Home

A systematic approach to measuring user engagement

Overview

As part of a product analytics function, I designed and built an end-to-end client health scoring system that measures platform engagement across the full licensee base. The system ingests raw behavioural data from Pendo, runs it through an automated multi-step pipeline, and produces a set of 0–100 scores. These scores tell account teams how engaged each client is, how that compares to the rest of the base, and whether engagement is trending up or down.

The project spanned data engineering, statistical methodology, and stakeholder communication, from writing the Python pipeline to documenting the scoring model in plain language for non-technical audiences.

The Problem

With no systematic way to assess whether a client was getting meaningful value from the platform, account teams were working from intuition, anecdotal signals, and ad hoc data pulls, which made it hard to have data-backed conversations about adoption gaps.

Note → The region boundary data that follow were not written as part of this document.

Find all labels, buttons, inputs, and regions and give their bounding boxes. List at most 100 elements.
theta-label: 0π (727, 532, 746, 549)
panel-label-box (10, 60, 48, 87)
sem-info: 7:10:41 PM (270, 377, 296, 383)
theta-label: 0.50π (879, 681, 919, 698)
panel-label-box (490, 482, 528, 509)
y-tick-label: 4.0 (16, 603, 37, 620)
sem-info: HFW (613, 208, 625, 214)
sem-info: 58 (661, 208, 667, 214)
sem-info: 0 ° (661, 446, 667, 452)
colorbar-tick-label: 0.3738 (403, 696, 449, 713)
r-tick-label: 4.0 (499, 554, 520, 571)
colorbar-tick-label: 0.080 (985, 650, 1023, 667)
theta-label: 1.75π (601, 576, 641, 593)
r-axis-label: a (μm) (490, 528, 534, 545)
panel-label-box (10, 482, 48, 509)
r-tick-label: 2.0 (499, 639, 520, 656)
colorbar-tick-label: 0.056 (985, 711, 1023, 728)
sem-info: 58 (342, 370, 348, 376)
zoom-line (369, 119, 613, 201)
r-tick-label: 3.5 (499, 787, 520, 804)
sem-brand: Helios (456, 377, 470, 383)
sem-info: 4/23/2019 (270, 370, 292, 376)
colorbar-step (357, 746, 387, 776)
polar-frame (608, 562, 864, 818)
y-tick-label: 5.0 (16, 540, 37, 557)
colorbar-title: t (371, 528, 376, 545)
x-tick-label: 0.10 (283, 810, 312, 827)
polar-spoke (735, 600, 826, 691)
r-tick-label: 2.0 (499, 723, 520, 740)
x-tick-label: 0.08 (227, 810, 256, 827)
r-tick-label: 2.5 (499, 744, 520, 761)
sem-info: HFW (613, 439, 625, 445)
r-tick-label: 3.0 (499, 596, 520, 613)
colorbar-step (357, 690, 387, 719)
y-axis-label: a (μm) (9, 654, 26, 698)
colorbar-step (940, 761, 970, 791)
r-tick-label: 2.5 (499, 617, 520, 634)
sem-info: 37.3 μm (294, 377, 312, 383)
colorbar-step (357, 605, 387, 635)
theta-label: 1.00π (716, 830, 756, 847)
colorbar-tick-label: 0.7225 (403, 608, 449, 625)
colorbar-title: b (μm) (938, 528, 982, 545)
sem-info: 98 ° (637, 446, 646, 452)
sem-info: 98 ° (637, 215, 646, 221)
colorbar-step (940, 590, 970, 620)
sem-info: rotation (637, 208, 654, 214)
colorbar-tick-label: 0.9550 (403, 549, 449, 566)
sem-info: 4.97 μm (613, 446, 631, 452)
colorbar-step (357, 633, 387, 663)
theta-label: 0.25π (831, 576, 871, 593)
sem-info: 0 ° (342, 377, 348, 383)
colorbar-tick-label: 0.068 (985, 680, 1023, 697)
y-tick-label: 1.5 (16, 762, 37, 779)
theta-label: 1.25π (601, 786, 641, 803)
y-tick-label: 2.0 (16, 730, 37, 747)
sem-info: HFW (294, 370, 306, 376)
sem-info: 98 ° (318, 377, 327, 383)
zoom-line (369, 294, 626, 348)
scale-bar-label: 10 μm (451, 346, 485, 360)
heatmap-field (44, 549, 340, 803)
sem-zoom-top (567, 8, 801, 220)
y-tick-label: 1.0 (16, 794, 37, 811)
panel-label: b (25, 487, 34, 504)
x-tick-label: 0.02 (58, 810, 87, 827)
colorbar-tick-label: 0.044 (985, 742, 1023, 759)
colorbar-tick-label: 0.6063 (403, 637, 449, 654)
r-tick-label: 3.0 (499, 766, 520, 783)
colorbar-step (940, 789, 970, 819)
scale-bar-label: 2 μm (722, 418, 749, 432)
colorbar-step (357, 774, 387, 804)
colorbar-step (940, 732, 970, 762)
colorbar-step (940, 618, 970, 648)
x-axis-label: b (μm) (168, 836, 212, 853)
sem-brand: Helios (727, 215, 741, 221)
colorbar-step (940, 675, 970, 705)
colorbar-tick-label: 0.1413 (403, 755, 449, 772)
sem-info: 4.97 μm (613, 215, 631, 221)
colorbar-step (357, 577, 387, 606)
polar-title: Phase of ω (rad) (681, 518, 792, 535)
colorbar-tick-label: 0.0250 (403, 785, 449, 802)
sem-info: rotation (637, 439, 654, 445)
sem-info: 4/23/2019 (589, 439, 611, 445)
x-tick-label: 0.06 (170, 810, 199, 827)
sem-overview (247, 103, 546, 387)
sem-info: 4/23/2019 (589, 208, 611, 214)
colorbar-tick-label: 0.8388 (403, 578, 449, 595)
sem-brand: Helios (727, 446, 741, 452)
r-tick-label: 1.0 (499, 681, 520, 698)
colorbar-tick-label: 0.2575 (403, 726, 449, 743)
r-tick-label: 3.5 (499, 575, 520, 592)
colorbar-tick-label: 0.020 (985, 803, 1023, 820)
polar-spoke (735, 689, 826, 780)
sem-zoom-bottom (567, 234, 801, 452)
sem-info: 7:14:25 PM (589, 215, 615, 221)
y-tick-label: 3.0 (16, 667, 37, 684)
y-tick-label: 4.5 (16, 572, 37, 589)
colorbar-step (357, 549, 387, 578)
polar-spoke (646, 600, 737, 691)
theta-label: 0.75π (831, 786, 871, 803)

The underlying data existed. Pendo was capturing feature-level engagement across hundreds of clients every month. But it lived in wide-format exports with inconsistent column naming, no product area grouping, and no normalization for account size. A large client with many users would always look more engaged than a smaller one, regardless of how deeply either was actually using the platform. There was no way to make a fair comparison.

The gap wasn't data, it was a structured way to turn that data into a signal that account teams could act on.

I built a five-step automated pipeline in Python that takes raw Pendo exports and produces a clean, analysis-ready scoring file with no manual intervention between steps.

The pipeline handles column standardization, metadata removal, a product area lookup join, engagement aggregation by client and month, and finally the index calculation itself. Each script is modular and can be run independently, but a single pipeline runner chains them in order and manages the folder structure automatically.

The scoring methodology was designed to solve the size-normalization problem directly. Rather than scoring on raw engagement volume, the score uses inverse coefficient of variation weighting across product areas, giving more weight to areas with consistent engagement signals across the base, and then converts the result to a percentile rank. A score of 70 means that licensee is more engaged than 70% of all clients, regardless of how many users they have.

Approach

The system produces the following indices:

Total engagement and per-user engagement, each split across:
- all users, external (client) users, and internal users. It also calculates
Momentum features
Engagement trend versus a rolling three-month average
Month-over-month change in active product areas
Month-over-month change in unique visitors

Results

The score gives account teams a proactive tool for client retention that didn't exist before. Instead of waiting for a renewal conversation to surface adoption concerns, teams can now identify clients with declining scores or negative momentum months in advance and intervene with targeted outreach or enablement support.

The percentile-based scoring model means comparisons are fair across the full client base, a 200-seat enterprise and a 10-seat SMB are evaluated on the same relative scale. The per-user indices in particular surface clients who look engaged in aggregate but where individual usage is thin, a pattern that's often a precursor to churn.

The automated pipeline reduced what was previously an ad hoc, multi-hour manual process to a single script execution. It's repeatable quarter over quarter with no rework, and because each step is modular, individual components can be updated, new product area mappings, additional date ranges, different source segments, without touching the rest of the system.